The internal strife chez Ferrari will be nectar to the McLaren boys, as Lewis Hamilton and Jenson Button finished only fourth and fifth respectively but held on to their top slots in the championship. "Unfortunately, the guys in front were phenomenally quick," Hamilton said, "but I still managed to make up a couple of places. It was a very tough race. The car didn't feel fantastic and the Ferraris and Red Bulls were very fast. We've got to make up some pace on our main rivals."
Button agreed with his team-mate. "My pace relative to Lewis was very similar, and I settled in never less than two seconds behind him. But I couldn't go any quicker because I was losing downforce to the car in front. We showed today that we got the maximum out of the car – it's just that the car isn't quite quick enough at the moment."
Even so, they were probably the only people who felt like laughing on the way home.
Hockenheim race details
German Grand Prix, Hockenheim, (67 Laps)
1 F Alonso (Sp) Ferrari......... 1hr 27min 38.864sec
2 F Massa (Br) Ferrari......... 1:27:43.060
3 S Vettel (Ger) Red Bull......... 1:27:43.985
4 L Hamilton (GB) McLaren......... 1:28:05.760
5 J Button (GB) McLaren......... 1:28:08.346
6 M Webber (Aus) Red Bull......... 1:28:22.470
7 R Kubica (Pol) Renault......... at 1 Lap
8 N Rosberg (Ger) Mercedes GP......... at 1 Lap
9 M Schumacher (Ger) Mercedes GP......... at 1 Lap
10 V Petrov (Rus) Renault......... at 1 Lap
11 K Kobayashi (Japan) BMW Sauber at 1 Lap; 12 R Barrichello (Br) Williams at 1 Lap; 13 N Hulkenberg (Ger) Williams at 1 Lap; 14 P de la Rosa (Sp) BMW Sauber at 1 Lap; 15 J Alguersuari (Sp) Scuderia Toro Rosso at 1 Lap; 16 V Liuzzi (It) Force India at 2 Laps; 17 A Sutil (Ger) Force India at 2 Laps; 18 T Glock (Ger) Virgin Racing at 3 Laps; 19 B Senna (Br) HRT-F1 at 4 Laps. Not Classified: 20 H Kovalainen (Fin) Lotus F1 56 Laps completed; 21 L di Grassi (Br) Virgin Racing 50 Laps completed; 22 S Yamamoto (Japan) HRT-F1 19 Laps completed; 23 J Trulli (It) Lotus F1 3 Laps completed; 24 S Buemi (Swit) Scuderia Toro Rosso 1 Lap completed.
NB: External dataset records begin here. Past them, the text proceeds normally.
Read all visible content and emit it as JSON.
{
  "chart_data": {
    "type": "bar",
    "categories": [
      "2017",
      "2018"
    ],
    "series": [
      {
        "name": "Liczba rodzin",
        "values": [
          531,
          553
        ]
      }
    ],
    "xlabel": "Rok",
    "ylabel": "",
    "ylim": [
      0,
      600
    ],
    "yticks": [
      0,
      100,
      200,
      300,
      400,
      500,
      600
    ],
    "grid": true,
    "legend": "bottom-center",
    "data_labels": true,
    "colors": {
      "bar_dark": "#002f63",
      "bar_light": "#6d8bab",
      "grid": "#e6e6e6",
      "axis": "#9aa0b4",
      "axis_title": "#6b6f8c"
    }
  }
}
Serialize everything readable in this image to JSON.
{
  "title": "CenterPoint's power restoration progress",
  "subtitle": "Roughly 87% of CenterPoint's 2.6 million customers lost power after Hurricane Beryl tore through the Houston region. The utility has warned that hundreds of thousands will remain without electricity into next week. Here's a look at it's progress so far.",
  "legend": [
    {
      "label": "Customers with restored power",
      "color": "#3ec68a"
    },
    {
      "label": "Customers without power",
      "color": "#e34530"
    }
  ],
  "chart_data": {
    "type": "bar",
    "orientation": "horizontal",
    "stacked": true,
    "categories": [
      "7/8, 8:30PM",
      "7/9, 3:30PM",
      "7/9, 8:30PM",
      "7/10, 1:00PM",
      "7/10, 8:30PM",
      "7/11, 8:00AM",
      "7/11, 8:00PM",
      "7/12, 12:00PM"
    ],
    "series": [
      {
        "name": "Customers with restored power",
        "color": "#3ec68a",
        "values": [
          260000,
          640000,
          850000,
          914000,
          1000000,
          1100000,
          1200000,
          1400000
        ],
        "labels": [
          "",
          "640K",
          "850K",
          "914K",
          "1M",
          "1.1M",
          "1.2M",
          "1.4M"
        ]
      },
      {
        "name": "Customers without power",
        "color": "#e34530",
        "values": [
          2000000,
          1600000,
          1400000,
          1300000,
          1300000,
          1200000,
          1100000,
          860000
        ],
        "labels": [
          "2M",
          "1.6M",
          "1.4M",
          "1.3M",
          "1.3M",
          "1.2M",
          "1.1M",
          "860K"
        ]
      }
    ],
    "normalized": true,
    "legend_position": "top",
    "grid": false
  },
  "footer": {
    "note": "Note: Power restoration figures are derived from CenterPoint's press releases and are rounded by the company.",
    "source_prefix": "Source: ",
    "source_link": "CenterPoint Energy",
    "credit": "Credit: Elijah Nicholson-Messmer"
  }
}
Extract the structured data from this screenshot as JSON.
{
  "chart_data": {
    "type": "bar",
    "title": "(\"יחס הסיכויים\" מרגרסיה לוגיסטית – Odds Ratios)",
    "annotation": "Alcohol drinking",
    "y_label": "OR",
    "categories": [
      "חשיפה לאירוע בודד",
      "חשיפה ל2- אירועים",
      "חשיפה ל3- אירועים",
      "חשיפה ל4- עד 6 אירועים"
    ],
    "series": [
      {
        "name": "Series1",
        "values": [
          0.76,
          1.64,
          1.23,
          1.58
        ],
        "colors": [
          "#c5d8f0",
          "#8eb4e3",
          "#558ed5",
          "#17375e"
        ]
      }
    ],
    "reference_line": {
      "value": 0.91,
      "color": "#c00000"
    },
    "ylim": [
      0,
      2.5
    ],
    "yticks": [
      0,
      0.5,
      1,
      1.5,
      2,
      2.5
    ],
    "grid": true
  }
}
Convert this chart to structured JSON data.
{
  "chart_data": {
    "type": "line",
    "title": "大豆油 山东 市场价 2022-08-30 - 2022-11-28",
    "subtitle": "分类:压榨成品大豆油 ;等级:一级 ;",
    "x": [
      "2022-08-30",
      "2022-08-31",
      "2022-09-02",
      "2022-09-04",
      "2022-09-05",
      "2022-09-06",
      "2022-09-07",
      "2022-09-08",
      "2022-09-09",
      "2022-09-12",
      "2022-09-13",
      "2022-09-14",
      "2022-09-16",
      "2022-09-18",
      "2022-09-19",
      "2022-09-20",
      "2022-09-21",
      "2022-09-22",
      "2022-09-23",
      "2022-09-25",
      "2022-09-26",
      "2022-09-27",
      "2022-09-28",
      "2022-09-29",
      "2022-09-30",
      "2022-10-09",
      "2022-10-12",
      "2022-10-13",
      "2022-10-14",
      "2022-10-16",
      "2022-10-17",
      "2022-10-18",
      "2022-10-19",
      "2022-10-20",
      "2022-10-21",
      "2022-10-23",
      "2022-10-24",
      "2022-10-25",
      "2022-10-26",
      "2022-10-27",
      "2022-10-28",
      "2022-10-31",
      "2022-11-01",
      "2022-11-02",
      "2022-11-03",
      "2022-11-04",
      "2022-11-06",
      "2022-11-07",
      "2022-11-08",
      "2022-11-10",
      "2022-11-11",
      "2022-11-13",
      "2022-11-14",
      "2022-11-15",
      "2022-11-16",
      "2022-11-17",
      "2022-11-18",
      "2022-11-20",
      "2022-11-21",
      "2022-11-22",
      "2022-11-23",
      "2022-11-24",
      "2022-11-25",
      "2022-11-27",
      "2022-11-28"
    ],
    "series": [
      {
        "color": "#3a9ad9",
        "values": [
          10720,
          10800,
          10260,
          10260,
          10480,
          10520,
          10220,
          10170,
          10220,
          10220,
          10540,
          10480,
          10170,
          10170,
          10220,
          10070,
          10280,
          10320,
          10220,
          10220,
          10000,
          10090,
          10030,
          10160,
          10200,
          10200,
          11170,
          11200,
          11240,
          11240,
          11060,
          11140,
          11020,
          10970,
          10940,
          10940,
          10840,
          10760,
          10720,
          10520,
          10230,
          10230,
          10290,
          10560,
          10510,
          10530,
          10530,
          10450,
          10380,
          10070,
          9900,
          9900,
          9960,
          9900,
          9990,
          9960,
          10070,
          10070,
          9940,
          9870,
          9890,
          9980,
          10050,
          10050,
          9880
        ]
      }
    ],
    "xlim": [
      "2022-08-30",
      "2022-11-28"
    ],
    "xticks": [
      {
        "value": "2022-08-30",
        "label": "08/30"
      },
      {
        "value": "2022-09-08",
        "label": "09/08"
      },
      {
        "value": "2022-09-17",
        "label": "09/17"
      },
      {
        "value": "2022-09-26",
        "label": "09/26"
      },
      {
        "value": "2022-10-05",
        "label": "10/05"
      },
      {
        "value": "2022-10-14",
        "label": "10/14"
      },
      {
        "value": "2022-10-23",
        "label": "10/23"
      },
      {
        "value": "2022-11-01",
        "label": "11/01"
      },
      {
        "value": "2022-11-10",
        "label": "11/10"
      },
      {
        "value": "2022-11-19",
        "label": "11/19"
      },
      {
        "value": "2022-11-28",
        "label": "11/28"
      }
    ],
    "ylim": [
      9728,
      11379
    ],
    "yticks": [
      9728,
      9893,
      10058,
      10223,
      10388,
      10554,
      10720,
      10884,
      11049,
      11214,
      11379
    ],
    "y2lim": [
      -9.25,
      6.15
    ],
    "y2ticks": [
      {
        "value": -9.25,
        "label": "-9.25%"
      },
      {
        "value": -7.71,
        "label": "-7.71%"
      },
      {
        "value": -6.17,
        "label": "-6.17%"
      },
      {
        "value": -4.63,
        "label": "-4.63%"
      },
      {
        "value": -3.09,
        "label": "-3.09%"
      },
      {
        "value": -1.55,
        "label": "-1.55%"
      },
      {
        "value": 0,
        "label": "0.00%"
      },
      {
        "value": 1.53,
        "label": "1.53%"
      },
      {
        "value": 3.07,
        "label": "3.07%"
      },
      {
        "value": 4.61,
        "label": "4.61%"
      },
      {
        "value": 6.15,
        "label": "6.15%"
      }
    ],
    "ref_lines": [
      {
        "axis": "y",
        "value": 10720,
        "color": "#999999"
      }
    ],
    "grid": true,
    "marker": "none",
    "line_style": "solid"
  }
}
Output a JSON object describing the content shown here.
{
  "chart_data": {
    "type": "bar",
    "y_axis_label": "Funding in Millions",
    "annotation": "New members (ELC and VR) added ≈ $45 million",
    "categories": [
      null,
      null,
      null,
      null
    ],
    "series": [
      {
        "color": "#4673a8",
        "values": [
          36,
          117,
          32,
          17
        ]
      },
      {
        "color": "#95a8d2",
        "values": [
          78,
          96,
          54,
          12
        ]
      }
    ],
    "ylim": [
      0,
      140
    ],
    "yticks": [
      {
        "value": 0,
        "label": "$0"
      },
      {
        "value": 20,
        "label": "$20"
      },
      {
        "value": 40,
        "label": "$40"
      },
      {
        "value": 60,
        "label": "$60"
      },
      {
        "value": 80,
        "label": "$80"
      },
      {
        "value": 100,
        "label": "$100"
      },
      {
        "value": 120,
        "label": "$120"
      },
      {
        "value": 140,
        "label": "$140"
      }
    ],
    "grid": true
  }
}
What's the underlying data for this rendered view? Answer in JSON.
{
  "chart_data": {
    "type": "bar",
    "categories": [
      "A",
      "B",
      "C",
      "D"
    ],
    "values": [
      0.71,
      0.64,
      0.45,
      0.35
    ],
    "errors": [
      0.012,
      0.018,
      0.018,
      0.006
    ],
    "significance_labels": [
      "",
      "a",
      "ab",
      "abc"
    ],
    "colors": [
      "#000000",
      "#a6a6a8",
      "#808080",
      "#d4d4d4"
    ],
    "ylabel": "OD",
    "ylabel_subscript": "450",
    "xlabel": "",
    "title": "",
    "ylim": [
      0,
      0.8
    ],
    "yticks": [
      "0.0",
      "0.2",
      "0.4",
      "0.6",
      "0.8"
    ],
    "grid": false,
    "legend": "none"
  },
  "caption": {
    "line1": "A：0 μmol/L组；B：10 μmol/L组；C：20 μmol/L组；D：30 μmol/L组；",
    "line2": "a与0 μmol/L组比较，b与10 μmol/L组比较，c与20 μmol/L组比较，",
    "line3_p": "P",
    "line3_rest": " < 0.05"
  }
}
1 L Hamilton......... 157pts
2 J Button......... 143
3 M Webber......... 136
4 S Vettel......... 136
5 F Alonso......... 123
6 N Rosberg......... 94
7 R Kubica......... 89
8 F Massa......... 85
9 M Schumacher......... 38
10 A Sutil......... 35
11 R Barrichello 29; 12 K Kobayashi 15; 13 V Liuzzi 12; 14 V Petrov 7; 15 S Buemi 7; 16 J Alguersuari 3; 17 N Hulkenberg 2; 18 P de la Rosa 0; 19 H Kovalainen 0; 20 K Chandhok 0; 21 L di Grassi 0; 22 B Senna 0; 23 S Yamamoto 0; 24 J Trulli 0; 25 T Glock 0 .
Manufacturers' Championship: 1 McLaren 300pt; 2 Red Bull 272; 3 Ferrari 208; 4 Mercedes GP 132; 5 Renault 96; 6 Force India 47; 7 Williams 31; 8 BMW Sauber 15; 9 Scuderia Toro Rosso 10; 10 Lotus F1 0; 11 HRT-F1 0; 12 Virgin Racing 0.